2. Mileage. You can claim 45p per mile (for the first 10,000 business miles) that you travel in your own car. Alternatively, you can claim capital allowances (a form of tax relief spread over a number of years) and a proportion of motor running costs including fuel, insurance, servicing and repairs in accordance with business usage.
3. Telephone. Many self employed individuals utilise their home telephone lines in their business. You can claim a proportion of the line rental and broadband costs in accordance with the level of business usage. Also, keep a note of the telephone calls made and you reclaim the calls as an expense too.
4. Year end accruals. At the end of the tax year, you may have received goods and services within your business that you haven’t actually paid for so they aren’t recorded in your accounts. Keep a record of these expenses as you will be able to charge these to your accounts for the year – this increases your expenditure and therefore reduces your tax liability.
5. Trading Losses. It is normal for new business to make losses in the early years of trading. These losses can be offset against future profits to reduce your tax liability. Other options are available for relieving losses so discuss these with your accountant to establish which is most effective for your personal circumstances.
6. Expenses. Many business owners don’t realise that they can reclaim all expenses that are incurred wholly for the business – these include advertising, accountants fees and office supplies. Business expenses incurred up to seven years prior to trading actually commencing can be claimed too if these expenses were solely for the future business purposes.
7. Capital expenditure. When you purchase expensive items such as tools, equipment, vans or computer equipment, although you cannot claim the purchase cost as an expense, you can obtain capital allowances which will reduce your tax liability. Capital allowances are a form of tax relief which are spread over a number of years.
8. National Insurance Contributions. You will be required to pay Class 2 National Insurance contributions of £2.95 per week when you’re self employed (2018/19) and if your profits are over £6,205. If you’ve been both self employed and employed for a period of time, check that you haven’t overpaid Class 1 national insurance contributions as you may be able to defer Class 4 contributions.

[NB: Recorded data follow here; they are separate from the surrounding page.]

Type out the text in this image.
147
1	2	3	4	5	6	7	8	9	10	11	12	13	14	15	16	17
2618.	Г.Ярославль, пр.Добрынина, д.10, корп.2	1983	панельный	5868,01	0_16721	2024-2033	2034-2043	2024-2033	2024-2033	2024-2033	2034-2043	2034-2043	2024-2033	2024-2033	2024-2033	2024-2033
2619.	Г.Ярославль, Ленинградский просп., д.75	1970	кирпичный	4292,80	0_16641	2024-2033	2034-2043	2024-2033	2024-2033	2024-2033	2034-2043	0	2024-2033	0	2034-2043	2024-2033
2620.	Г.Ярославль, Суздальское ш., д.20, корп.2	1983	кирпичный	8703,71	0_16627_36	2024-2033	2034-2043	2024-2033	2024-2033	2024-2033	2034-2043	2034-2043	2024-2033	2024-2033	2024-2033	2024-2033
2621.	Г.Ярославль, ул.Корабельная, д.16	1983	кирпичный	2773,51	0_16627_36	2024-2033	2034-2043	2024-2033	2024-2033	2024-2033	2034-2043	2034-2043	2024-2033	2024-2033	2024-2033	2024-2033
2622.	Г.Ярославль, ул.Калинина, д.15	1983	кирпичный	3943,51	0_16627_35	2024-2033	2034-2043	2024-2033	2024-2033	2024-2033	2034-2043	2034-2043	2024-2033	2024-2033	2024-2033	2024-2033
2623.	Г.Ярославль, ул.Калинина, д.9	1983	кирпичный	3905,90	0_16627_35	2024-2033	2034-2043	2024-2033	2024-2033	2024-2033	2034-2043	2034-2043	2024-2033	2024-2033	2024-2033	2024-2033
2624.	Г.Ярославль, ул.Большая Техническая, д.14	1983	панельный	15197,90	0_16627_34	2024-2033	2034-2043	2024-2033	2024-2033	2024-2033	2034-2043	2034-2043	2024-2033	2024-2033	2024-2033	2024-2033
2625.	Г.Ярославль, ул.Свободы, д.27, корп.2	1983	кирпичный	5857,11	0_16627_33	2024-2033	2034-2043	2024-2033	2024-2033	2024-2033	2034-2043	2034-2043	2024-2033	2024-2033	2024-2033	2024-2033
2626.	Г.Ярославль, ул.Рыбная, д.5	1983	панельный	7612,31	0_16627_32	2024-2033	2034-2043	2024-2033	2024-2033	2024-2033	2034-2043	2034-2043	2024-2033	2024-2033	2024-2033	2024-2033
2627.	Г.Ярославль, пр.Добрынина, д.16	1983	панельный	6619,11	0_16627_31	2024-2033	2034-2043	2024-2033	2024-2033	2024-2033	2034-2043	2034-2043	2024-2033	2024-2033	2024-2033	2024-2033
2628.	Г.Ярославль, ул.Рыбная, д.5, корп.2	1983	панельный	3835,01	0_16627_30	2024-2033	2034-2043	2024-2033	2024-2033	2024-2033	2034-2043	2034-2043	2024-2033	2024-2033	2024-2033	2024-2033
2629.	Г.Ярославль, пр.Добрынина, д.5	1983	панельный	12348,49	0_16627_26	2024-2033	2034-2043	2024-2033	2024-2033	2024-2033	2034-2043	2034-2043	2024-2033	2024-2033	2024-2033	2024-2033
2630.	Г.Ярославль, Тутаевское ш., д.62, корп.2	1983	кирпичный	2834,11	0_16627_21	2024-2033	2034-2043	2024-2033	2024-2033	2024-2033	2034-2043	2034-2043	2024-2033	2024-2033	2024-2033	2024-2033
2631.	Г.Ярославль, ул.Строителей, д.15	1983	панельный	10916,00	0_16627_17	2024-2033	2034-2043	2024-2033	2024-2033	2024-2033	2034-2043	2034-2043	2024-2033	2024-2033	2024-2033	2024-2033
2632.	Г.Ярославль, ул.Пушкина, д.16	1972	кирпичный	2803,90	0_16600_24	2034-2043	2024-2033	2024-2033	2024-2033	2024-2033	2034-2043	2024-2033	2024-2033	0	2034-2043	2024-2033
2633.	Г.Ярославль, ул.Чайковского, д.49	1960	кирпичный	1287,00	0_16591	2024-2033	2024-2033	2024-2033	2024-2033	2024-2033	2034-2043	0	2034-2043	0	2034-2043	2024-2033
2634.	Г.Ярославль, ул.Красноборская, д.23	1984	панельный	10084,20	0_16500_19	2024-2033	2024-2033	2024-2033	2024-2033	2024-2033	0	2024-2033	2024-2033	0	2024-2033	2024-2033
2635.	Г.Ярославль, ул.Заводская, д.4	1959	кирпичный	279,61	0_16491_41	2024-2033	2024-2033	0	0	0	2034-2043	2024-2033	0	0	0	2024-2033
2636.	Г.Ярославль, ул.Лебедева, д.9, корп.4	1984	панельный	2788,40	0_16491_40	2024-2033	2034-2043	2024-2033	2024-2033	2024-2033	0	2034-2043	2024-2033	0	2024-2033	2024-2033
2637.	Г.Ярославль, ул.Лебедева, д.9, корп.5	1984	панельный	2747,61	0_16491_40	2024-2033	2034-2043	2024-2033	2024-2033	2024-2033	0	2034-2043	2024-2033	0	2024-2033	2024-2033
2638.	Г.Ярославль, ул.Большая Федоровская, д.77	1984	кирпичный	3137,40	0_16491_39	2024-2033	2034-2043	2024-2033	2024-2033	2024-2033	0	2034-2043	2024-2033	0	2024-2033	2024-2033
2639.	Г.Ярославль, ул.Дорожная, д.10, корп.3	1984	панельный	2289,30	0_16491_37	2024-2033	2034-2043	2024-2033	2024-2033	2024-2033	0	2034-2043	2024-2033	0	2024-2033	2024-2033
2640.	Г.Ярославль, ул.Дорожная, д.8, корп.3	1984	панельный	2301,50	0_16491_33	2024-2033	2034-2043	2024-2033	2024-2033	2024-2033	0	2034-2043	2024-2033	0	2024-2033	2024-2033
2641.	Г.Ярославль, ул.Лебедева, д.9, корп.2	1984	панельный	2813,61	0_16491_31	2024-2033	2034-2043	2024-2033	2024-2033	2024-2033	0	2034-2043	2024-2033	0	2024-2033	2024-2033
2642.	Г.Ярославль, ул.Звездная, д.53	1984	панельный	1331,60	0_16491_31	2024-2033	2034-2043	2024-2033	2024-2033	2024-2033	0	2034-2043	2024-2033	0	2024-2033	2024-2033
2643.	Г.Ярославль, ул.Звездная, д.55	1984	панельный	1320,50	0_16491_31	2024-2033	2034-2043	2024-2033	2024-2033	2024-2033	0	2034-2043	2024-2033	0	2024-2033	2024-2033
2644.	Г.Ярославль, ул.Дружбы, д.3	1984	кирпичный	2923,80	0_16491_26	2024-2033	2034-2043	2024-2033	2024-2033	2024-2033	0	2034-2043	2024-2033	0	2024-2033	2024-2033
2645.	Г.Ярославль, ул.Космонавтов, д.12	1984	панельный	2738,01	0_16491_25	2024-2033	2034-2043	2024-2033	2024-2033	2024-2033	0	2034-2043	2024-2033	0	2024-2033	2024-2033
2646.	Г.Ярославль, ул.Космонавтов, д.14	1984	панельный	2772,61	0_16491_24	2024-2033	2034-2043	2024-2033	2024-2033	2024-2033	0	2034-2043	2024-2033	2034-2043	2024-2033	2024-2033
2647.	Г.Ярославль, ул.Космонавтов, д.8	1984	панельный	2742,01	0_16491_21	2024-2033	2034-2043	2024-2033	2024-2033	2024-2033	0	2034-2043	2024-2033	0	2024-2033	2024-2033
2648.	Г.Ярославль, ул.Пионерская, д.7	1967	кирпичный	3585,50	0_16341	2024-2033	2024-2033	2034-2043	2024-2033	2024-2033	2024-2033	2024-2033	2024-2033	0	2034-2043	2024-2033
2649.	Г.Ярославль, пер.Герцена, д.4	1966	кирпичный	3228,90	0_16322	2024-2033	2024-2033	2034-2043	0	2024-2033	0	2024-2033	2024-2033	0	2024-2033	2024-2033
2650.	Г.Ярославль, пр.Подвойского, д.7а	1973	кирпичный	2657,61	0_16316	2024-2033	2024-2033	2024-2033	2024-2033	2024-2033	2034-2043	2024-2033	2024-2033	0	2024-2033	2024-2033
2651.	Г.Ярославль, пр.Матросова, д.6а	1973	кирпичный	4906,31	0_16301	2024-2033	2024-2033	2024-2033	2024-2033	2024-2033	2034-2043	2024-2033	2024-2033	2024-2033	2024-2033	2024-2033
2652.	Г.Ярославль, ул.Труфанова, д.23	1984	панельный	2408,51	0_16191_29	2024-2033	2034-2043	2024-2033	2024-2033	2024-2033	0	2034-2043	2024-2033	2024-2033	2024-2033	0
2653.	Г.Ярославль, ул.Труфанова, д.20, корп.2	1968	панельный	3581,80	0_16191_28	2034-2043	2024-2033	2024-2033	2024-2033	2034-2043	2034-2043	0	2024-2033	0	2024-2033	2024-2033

9. Avoid Penalties! Your annual accounts and self assessment tax return should be prepared in advance of the tax return filing deadline which is 31 January. Late returns and tax payments are subject to penalty fines and interest charges and should be avoided.
10. Seek professional advice. Take advantage of the skills of a qualified accountant, with their experience they may be able to find legitimate ways for you to pay less tax and save you money. You may find that the tax savings obtained outweigh the accountant fees. Also, you’ll avoid the risk of incorrectly calculating the tax due and missing the tax return filing deadline!